Step 5: Establish the Ongoing Monitoring Cadence
The compliance audit program is not complete when initial documentation is filed—it requires ongoing monitoring to remain compliant as systems evolve, policies change, and new AI capabilities are deployed. Establish a quarterly audit cadence: (1) review all high-risk AI systems for changes to functionality, affected populations, or decision logic that require documentation updates, (2) run adverse impact analysis (four-fifths rule calculations) across screening decisions for the quarter, (3) review incident log for any AI system malfunctions or unexpected outputs requiring incident reports, (4) verify that human oversight procedures are being followed as documented.
The OpsCare™ maintenance protocol structures this quarterly cadence with a standardized audit checklist that takes 1–2 days per quarter for organizations with 3–5 high-risk AI systems.
- Initial HR AI compliance audit program builds in 6–8 weeks for 3–5 deployed AI systems
- EU AI Act Annex III Section 4 classifies recruitment, selection, and performance evaluation AI as high-risk
- Seven documentation categories required: technical description, risk management, data governance, human oversight procedures, incident reporting, conformity assessment file, GDPR disclosures
- Priority remediation order: GDPR disclosures → human oversight procedures → risk management documentation
- Quarterly audit cadence covering system changes, adverse impact analysis, incident review, and oversight verification
The most common compliance gap I find in HR AI audits is not missing documentation—it is missing human oversight procedures. Organizations have AI systems making screening decisions, and they have a general understanding that humans can override them, but they have no documented procedure specifying who can override, under what circumstances, how the override is recorded, and what the SLA for human review is. EU AI Act Article 14 requires this documentation. Without it, you do not have a compliant human oversight mechanism—you have an undocumented practice that a regulator will not accept.
Frequently Asked Questions
How long does building an HR AI compliance audit program take?
Initial program build: 6–8 weeks for a mid-market company with 3–5 deployed AI systems. The AI system inventory and risk classification phases take 2–3 weeks. Documentation gap analysis and remediation planning take 2–3 weeks. Ongoing audit cycles run quarterly at 1–2 days per cycle once the initial program is established.
What triggers the EU AI Act high-risk classification for HR AI systems?
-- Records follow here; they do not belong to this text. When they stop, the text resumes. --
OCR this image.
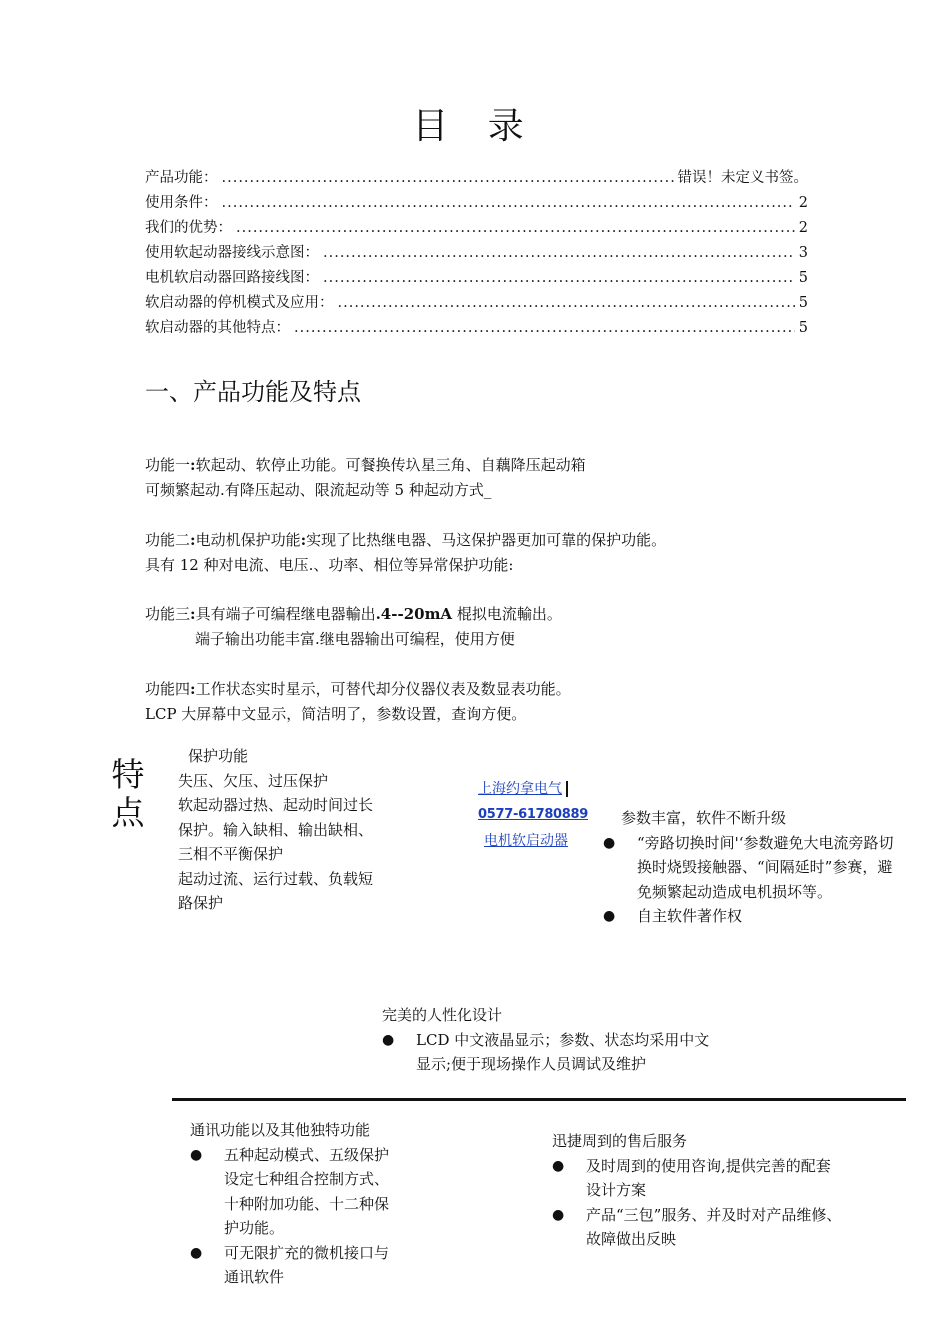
目 录
产品功能： .....	错误！未定义书签。
使用条件： .....	2
我们的优势： .....	2
使用软起动器接线示意图： .....	3
电机软启动器回路接线图： .....	5
软启动器的停机模式及应用： .....	5
软启动器的其他特点： .....	5
一、产品功能及特点
功能一:软起动、软停止功能。可餐换传圦星三角、自藕降压起动箱
可频繁起动.有降压起动、限流起动等 5 种起动方式_
功能二:电动机保护功能:实现了比热继电器、马这保护器更加可靠的保护功能。
具有 12 种对电流、电压.、功率、相位等异常保护功能:
功能三:具有端子可编程继电器輸出.4--20mA 棍拟电流輸出。
端子输出功能丰富.继电器输出可编程，使用方便
功能四:工作状态实时星示，可替代却分仪器仪表及数显表功能。
LCP 大屏幕中文显示，简洁明了，参数设置，查询方便。
特
点
保护功能
失压、欠压、过压保护
软起动器过热、起动时间过长
保护。输入缺相、输出缺相、
三相不平衡保护
起动过流、运行过载、负载短
路保护
上海约拿电气
0577-61780889
电机软启动器
参数丰富，软件不断升级
● “旁路切换时间'‘参数避免大电流旁路切
换时烧毁接触器、“间隔延时”参赛，避
免频繁起动造成电机损坏等。
● 自主软件著作权
完美的人性化设计
● LCD 中文液晶显示；参数、状态均采用中文
显示;便于现场操作人员调试及维护
通讯功能以及其他独特功能
● 五种起动模式、五级保护
设定七种组合控制方式、
十种附加功能、十二种保
护功能。
● 可无限扩充的微机接口与
通讯软件
迅捷周到的售后服务
● 及时周到的使用咨询,提供完善的配套
设计方案
● 产品“三包”服务、并及时对产品维修、
故障做出反映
EU AI Act Annex III, Section 4 classifies AI systems used for recruitment, selection, promotion, termination, and performance evaluation as high-risk. This covers AI resume screening, automated interview scheduling with qualifying logic, AI-generated performance ratings, and any system that makes or materially influences employment decisions. If your HR AI system affects hiring, promotion, or termination decisions for EU-based individuals, it is high-risk.
What documentation does the EU AI Act require for high-risk HR AI?
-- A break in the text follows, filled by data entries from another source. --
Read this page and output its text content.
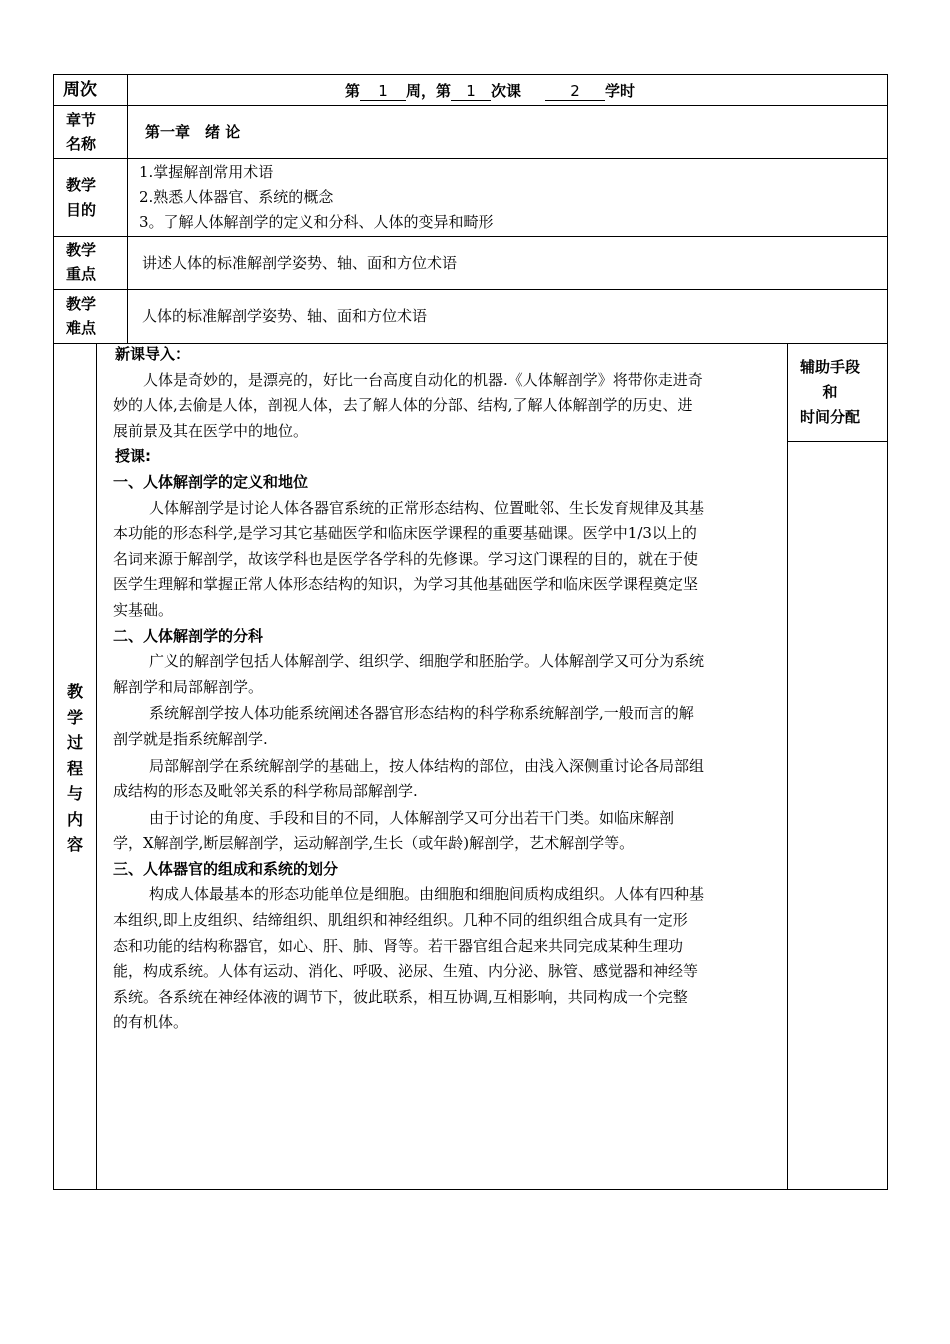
周次	第 1 周，第 1 次课	2 学时
章节
名称
第一章　绪 论
教学
目的
1.掌握解剖常用术语
2.熟悉人体器官、系统的概念
3。了解人体解剖学的定义和分科、人体的变异和畸形
教学
重点
讲述人体的标准解剖学姿势、轴、面和方位术语
教学
难点
人体的标准解剖学姿势、轴、面和方位术语
教
学
过
程
与
内
容
辅助手段
和
时间分配
新课导入：
人体是奇妙的，是漂亮的，好比一台高度自动化的机器.《人体解剖学》将带你走进奇
妙的人体,去偷是人体，剖视人体，去了解人体的分部、结构,了解人体解剖学的历史、进
展前景及其在医学中的地位。
授课:
一、人体解剖学的定义和地位
人体解剖学是讨论人体各器官系统的正常形态结构、位置毗邻、生长发育规律及其基
本功能的形态科学,是学习其它基础医学和临床医学课程的重要基础课。医学中1/3以上的
名词来源于解剖学，故该学科也是医学各学科的先修课。学习这门课程的目的，就在于使
医学生理解和掌握正常人体形态结构的知识，为学习其他基础医学和临床医学课程奠定坚
实基础。
二、人体解剖学的分科
广义的解剖学包括人体解剖学、组织学、细胞学和胚胎学。人体解剖学又可分为系统
解剖学和局部解剖学。
系统解剖学按人体功能系统阐述各器官形态结构的科学称系统解剖学,一般而言的解
剖学就是指系统解剖学.
局部解剖学在系统解剖学的基础上，按人体结构的部位，由浅入深侧重讨论各局部组
成结构的形态及毗邻关系的科学称局部解剖学.
由于讨论的角度、手段和目的不同，人体解剖学又可分出若干门类。如临床解剖
学，X解剖学,断层解剖学，运动解剖学,生长（或年龄)解剖学，艺术解剖学等。
三、人体器官的组成和系统的划分
构成人体最基本的形态功能单位是细胞。由细胞和细胞间质构成组织。人体有四种基
本组织,即上皮组织、结缔组织、肌组织和神经组织。几种不同的组织组合成具有一定形
态和功能的结构称器官，如心、肝、肺、肾等。若干器官组合起来共同完成某种生理功
能，构成系统。人体有运动、消化、呼吸、泌尿、生殖、内分泌、脉管、感觉器和神经等
系统。各系统在神经体液的调节下，彼此联系，相互协调,互相影响，共同构成一个完整
的有机体。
Required documentation: technical documentation describing system purpose, development methodology, and performance metrics; risk assessment covering foreseeable risks and mitigation measures; data governance documentation covering training data sources, quality procedures, and bias testing; human oversight procedures specifying when and how humans review automated decisions; incident reporting procedures for serious incidents or malfunctions. All documentation must be maintained and available for regulatory review for 10 years after system deployment.